Don Giovanni, non trascurando affatto i suoi doveri di pastore, riuscì ancora a costruire in fondo al cortile, la casa Scout, poi, comprati i terreni, realizzò a Melezet una nuova casa alpina per i campi estivi dei suoi ragazzi. Sotto l’abside e gli altari laterali sorsero i locali dell’oratorio, tanto necessari per i giovani. Sia la casa alpina di Melezet che l’oratorio furono terminati dal suo successore. Nell’aprile 1977, non proprio improvvisa, ma per molti imprevista, arrivò per don Giovanni «sorella morte» e si portò via a 63 anni, il padre, il fratello, l’amico di tutta la comunità. Quest’anno possiamo anche ricordare i 100 anni della sua nascita (1913).

A ridare fiducia alla comunità arrivò, nel giugno 1977 don Gian Carlo Vacha che rimase ben 35 anni con noi. Alle attività pastorali e caritative, predominanti, si aggiunse, per il nuovo parroco, l’impegno del costruttore. Al campanile e alla vela di facciata, ancora grezzi, l’architetto fece applicare, nel 1982, un rivestimento litoceramico, coronato da finiture di rame. In fondo al cortile, don Gian Carlo fece ristrutturare la Casa dei Giovani riuscendo a collocare anche tre alloggi da offrire ai bisognosi. Sopra la Scuola materna e le aule, date in affitto, si aggiunse un piano con cinque mini alloggi da destinare agli anziani soli e bisognosi. Qualche anno dopo, si recuperò il piano sottostante e si aggiunsero altri mini alloggi, con una sala comune e una cucina. Nacque così la Comunità di Accoglienza di Sant’Anna che già don Giovanni aveva desiderato, espressione della missione pastorale di solidarietà di tutta la comunità.

Quanti cambiamenti desiderava don Gian Carlo in chiesa! Piero cercò sempre di realizzare i suoi pensieri con infiniti disegni, ma quasi tutto rimase nei sogni di entrambi, perché don Gian Carlo ha sempre dato la precedenza alle necessità dei più poveri. Non tutto ho ricordato, anche perché ai tanti ricordi si sovrappone il pensiero dell’ultimo anno di sofferenza del mio Piero. Ha continuato a lavorare, soprattutto per Sant’Anna, fino a tre mesi prima della morte. Poco più di dieci anni fa, assistito da tutta la famiglia e da don Gian Carlo che spesso gli portava la comunione, Piero serenamente ci lasciò.
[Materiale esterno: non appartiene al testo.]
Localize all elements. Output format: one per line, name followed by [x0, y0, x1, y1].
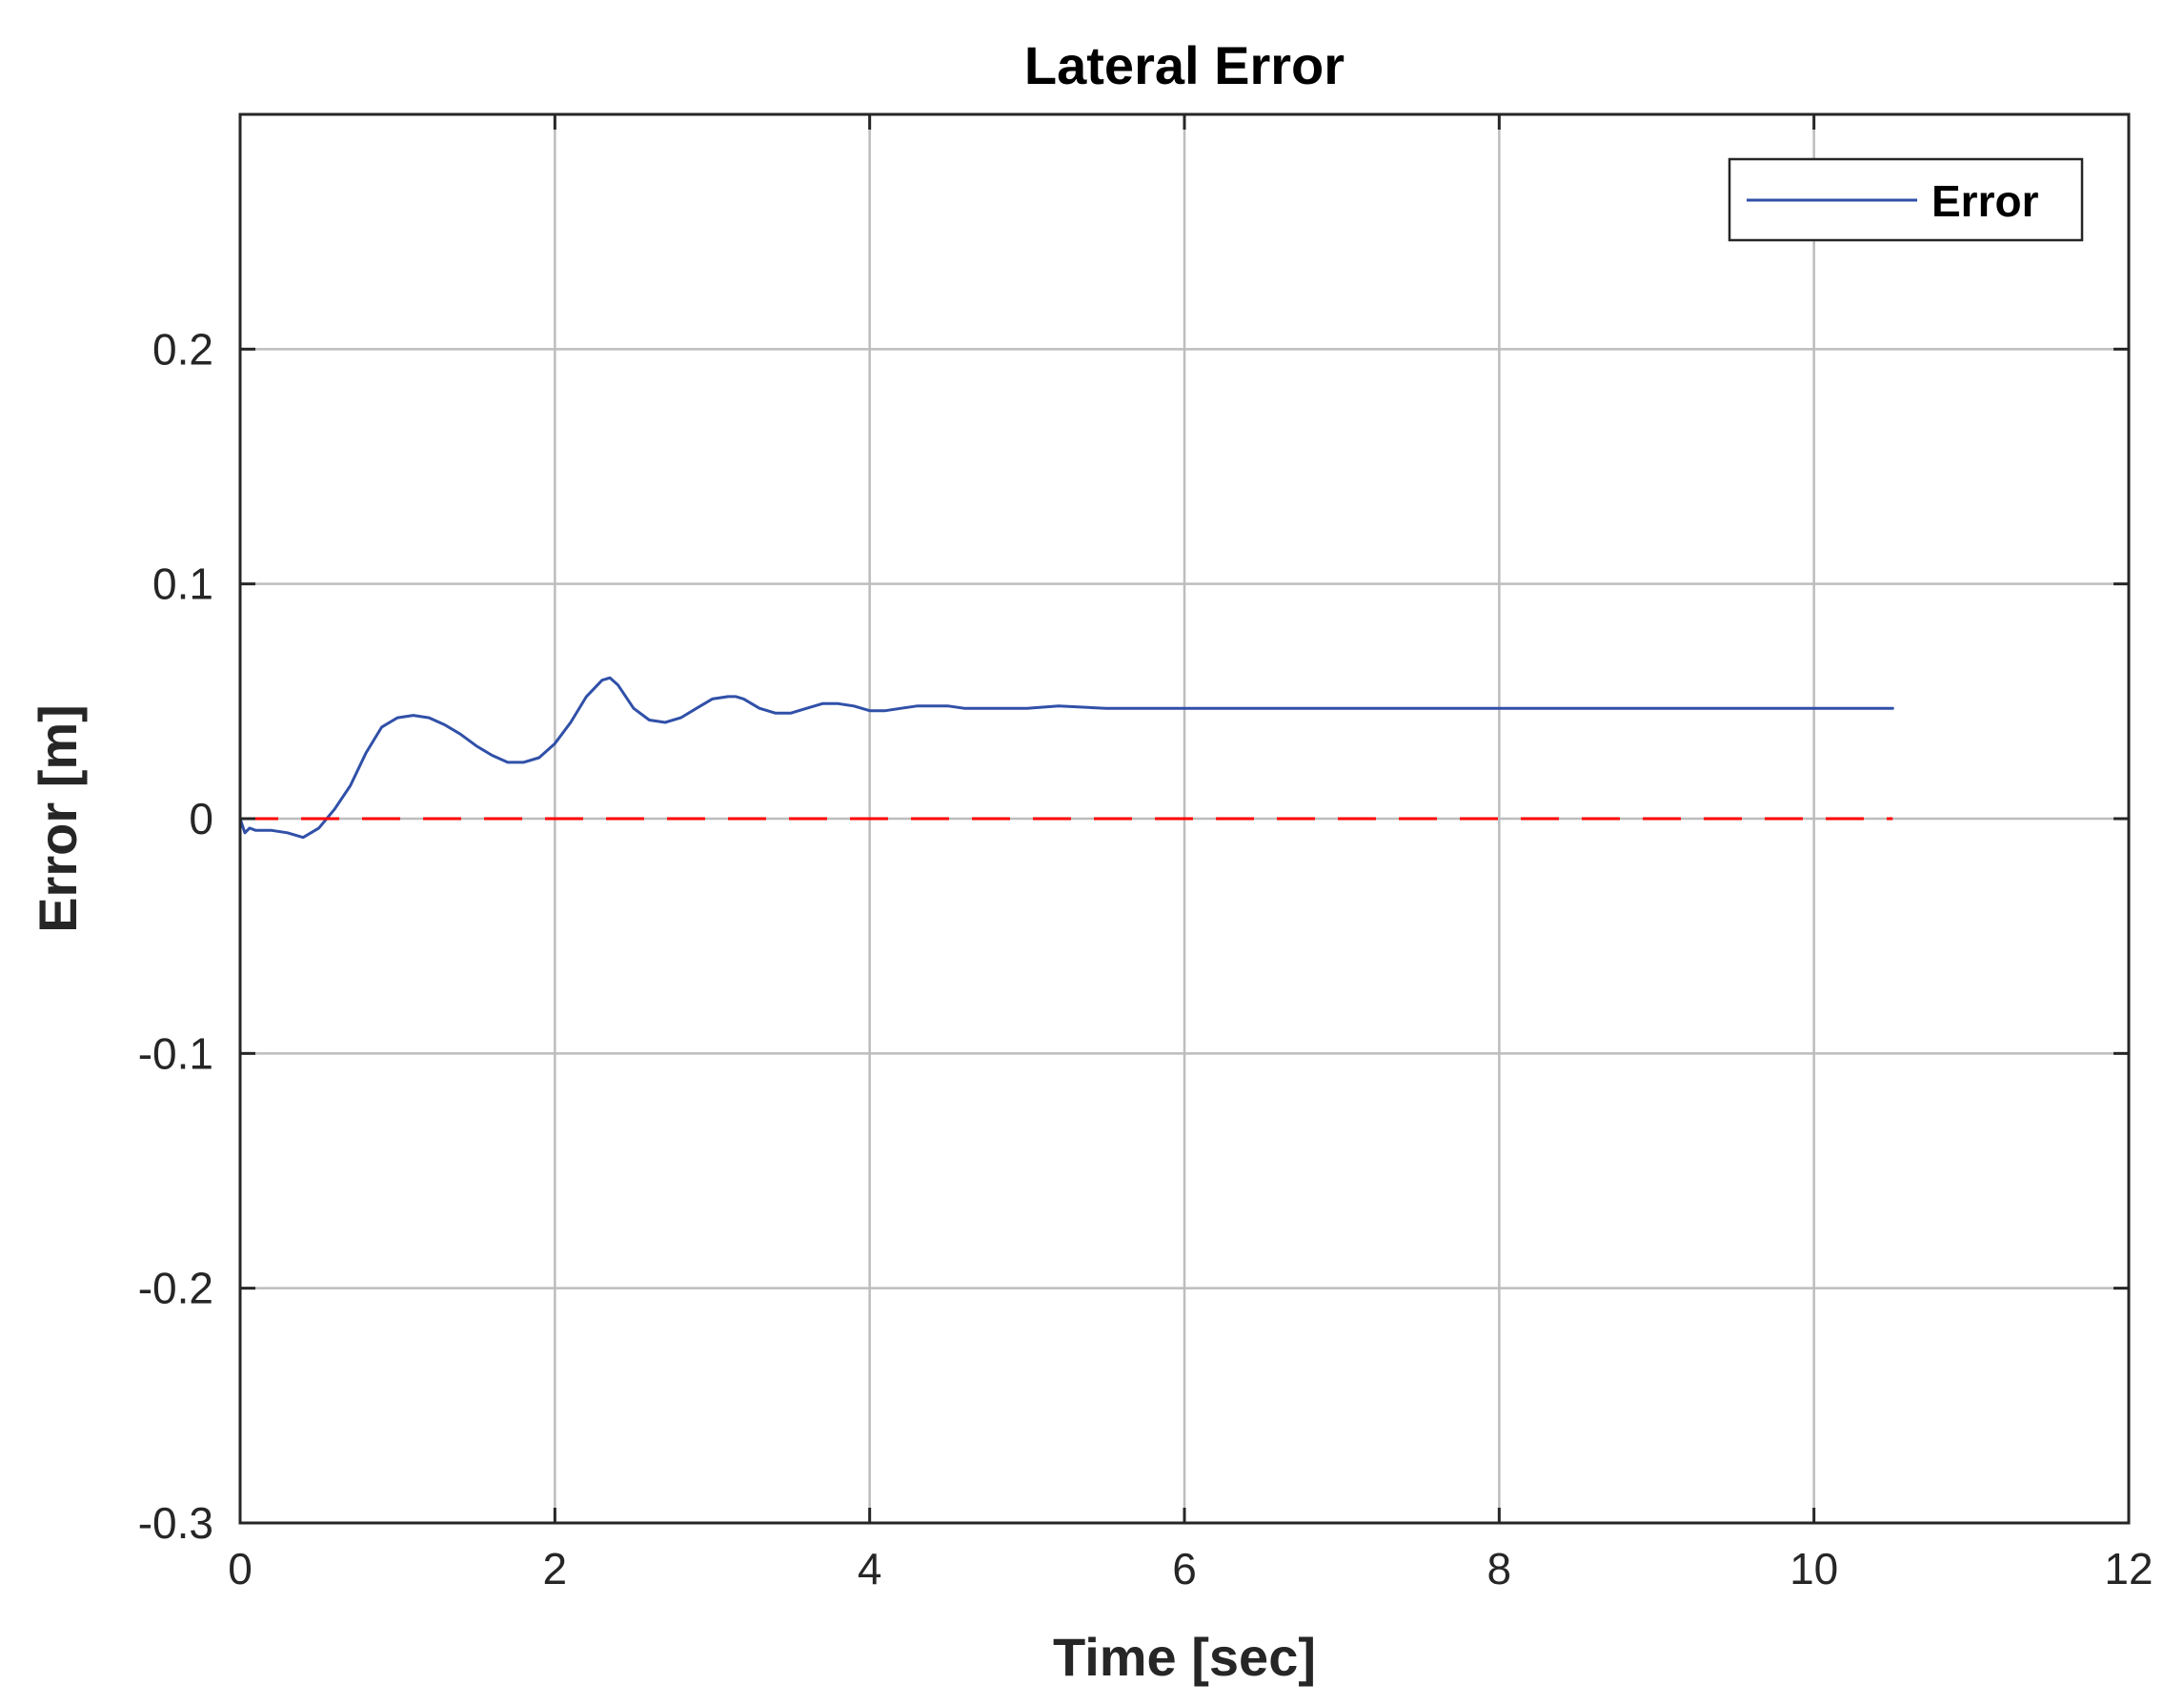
- y-tick-label: 0.2: [152, 324, 213, 374]
- chart-title: Lateral Error: [1024, 35, 1345, 95]
- legend: Error: [1728, 157, 2084, 242]
- y-tick-label: -0.1: [138, 1028, 213, 1078]
- y-tick-label: -0.3: [138, 1498, 213, 1548]
- x-tick-label: 2: [543, 1544, 568, 1593]
- y-tick-label: 0.1: [152, 559, 213, 609]
- x-tick-labels: 0 2 4 6 8 10 12: [228, 1544, 2153, 1593]
- legend-label-error: Error: [1931, 176, 2039, 226]
- series-lines: [238, 676, 1894, 840]
- x-axis-title: Time [sec]: [1053, 1627, 1316, 1687]
- x-tick-label: 12: [2104, 1544, 2153, 1593]
- y-tick-label: 0: [189, 794, 213, 843]
- x-tick-label: 0: [228, 1544, 253, 1593]
- axis-ticks: [238, 114, 2131, 1525]
- y-tick-labels: -0.3 -0.2 -0.1 0 0.1 0.2: [138, 324, 213, 1548]
- x-tick-label: 6: [1172, 1544, 1197, 1593]
- x-tick-label: 4: [858, 1544, 882, 1593]
- x-tick-label: 10: [1790, 1544, 1838, 1593]
- x-tick-label: 8: [1487, 1544, 1512, 1593]
- y-tick-label: -0.2: [138, 1264, 213, 1313]
- series-line-error: [238, 676, 1894, 840]
- y-axis-title: Error [m]: [28, 704, 88, 933]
Da un anno e mezzo anche don Gian Calo è tornato al Padre, dopo una lunga sofferenza alternata, forse, solo dal sogno (ultimo, impossibile sogno) di ultimare il progetto della chiesa, di renderla più accogliente, più calda nei freddi inverni torinesi. Qualche mese dopo, precocemente, lo ha seguito il caro diacono Sergio Di Lullo, tra lo sconforto di tutta la comunità che lo conosceva e lo amava. Oggi c’è don Davide, giovane, sorridente ed entusiasta. Parroco gradito a tutti. Gli è toccato subito risolvere il bruciante problema del riscaldamento della chiesa e di tutte le strutture parrocchiali. E lo ha fatto con deciso coraggio.

Don Davide, avrai certo altri progetti che riuscirai a realizzare, ma io sono felice quando ti vedo in mezzo ai giovani per aiutarli a vivere da cristiani il loro oggi e il loro futuro. Mi piace anche vederti tra la gente di mezza età perché c’è da risvegliare in loro una fede che, talvolta, le cose di questo mondo attenuano e sopiscono. Sorrido quando arrivi tra noi vecchietti che abbiamo bisogno, e tanto, di essere consolati e preparati all’incontro definitivo con Gesù, con la sua mamma e la sua nonna Anna. Coraggio don Davide! Hai un compito difficile, lo so, ma c’è lo Spirito Santo che ti sostiene.